Build-to-rent (BTR) is a relatively new and misunderstood concept. DTZ Investors asked us to come on board to create a brand that would clear up any ambiguity and resonate strongly with the target audience: savvy 25 to 35 year-old renters looking for accommodation that’s a cut above the rest. There was no blueprint for this campaign; DTZ Investors was looking for a partner that would deliver something unexpected. And that’s the kind of project we love.
We were tasked with getting across that this is a ‘hotel-style’ concept. In addition to the self-contained apartments, there are communal bars, cafés, co-work spaces, a common room, cinema, rooftop terrace and a concierge service. We were asked to articulate just how big a gap there is between Anco&co and the regular private rental sector. Anco&co is all about building a sense of community; it’s a bit like belonging to a club.
Why did you decide to go with a language-led approach?

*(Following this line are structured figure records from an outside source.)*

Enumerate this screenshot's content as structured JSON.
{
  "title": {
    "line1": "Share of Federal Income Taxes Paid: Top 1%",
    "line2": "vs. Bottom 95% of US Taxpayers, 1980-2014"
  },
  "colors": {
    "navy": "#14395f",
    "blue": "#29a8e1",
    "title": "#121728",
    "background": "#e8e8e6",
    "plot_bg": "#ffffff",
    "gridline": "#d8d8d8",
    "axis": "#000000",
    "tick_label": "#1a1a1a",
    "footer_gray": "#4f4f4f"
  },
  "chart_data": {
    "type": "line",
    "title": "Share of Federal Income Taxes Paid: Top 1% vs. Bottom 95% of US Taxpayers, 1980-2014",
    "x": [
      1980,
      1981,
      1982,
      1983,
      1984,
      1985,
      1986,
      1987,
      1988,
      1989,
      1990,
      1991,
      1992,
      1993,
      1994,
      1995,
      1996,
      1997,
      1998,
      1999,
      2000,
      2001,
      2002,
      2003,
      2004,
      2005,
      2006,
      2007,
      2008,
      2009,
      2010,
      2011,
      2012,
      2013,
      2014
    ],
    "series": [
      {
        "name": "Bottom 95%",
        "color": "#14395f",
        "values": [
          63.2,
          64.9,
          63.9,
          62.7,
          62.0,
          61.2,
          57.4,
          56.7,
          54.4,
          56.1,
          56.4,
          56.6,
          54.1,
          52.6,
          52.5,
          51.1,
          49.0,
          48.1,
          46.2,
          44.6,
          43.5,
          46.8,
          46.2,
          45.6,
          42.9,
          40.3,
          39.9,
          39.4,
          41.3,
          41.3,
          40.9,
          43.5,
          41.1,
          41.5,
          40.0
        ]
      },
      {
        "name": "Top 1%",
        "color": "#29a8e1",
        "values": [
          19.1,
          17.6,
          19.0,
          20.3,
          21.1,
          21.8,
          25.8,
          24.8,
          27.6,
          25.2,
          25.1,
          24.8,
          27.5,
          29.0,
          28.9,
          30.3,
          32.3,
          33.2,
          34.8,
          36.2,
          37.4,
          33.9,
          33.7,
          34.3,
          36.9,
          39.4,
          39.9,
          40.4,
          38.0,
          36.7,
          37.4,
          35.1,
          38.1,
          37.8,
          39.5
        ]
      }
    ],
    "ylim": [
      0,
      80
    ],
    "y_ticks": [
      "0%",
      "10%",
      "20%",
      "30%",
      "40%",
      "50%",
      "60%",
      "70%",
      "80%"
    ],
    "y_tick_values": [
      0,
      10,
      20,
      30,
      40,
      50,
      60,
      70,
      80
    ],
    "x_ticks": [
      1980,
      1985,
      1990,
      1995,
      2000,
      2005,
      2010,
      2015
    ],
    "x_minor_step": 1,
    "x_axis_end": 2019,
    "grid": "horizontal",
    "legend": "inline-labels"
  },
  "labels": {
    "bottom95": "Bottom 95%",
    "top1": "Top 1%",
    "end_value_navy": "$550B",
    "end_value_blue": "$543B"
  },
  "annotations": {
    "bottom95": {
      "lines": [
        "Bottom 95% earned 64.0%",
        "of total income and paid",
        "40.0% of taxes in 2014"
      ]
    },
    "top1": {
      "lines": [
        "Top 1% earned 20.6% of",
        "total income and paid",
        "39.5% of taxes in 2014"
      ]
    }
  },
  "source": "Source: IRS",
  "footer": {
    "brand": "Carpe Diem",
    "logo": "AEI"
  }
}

Typically, pictures are king. So, how do we differentiate ourselves? Language helped us do this, and we were able to be more tongue-in-cheek. As a rule, you wouldn’t start talking about a development as early on in the process as we did with Anco&co, but we wanted to make a bit of noise and pique people’s interest ahead of time. Without giving everything away at once, we created a fly poster campaign based on the language of protest. Some of it was explicit, some implicit, and it got people talking. It was designed to look like the gig posters you see pasted up all over the area, so it blended into the urban landscape.
We wanted to move away from the predictable photoshopped images of ‘what’s to come’ that you usually see on hoardings, and to speak the same language as the target market. Our campaign celebrates Anco&co’s disruptive approach to renting and the advantages it offers.
How did you ensure that, despite the brand being bold and colourful and addressing a younger audience, it is still considered serious and professional?
Professionalism isn’t about being corporate and dull or black and gold or navy! We always steer clear of the peculiar jargon of the property world – it’s so stuffed with hyperbole and euphemism that it has been rendered almost meaningless. Our to-the-point approach works on a professional level – it focuses sharply on the benefits of BTR and is honest and straight-talking. It uses humour too. Real estate can take itself way too seriously.
What core message does the new brand aim to convey to its audience?
Renting just got good. Everyone has a horror story – the uncontactable landlord, the damp box room, the broken shower. Anco&co is the antithesis of that. This product is designed for renting. A lot isn’t, which causes all sorts of problems. Our campaign frames Anco&co as a revolutionary proposition. Protest-style fly posters work well because it’s about taking a stand against what renting has meant for so many people until now. No more substandard amenities; no more dragging your life from one flat to the next.
How does the new brand you designed for Anco&co differentiate it from its competitors?
At me&dave we’re always trying to disrupt accepted approaches to property branding. In this instance, we came up with the name Anco&co to reference the scheme’s location – Ancoats in Manchester – and to inspire a sense of community. But, if DTZ Investors chooses to expand into new regions, the brand can easily move with them.
BTR is misunderstood, but this bold campaign sets it up as being more like belonging to a members’ club. The language-led strategy marks Anco&co out as different and better than the rest.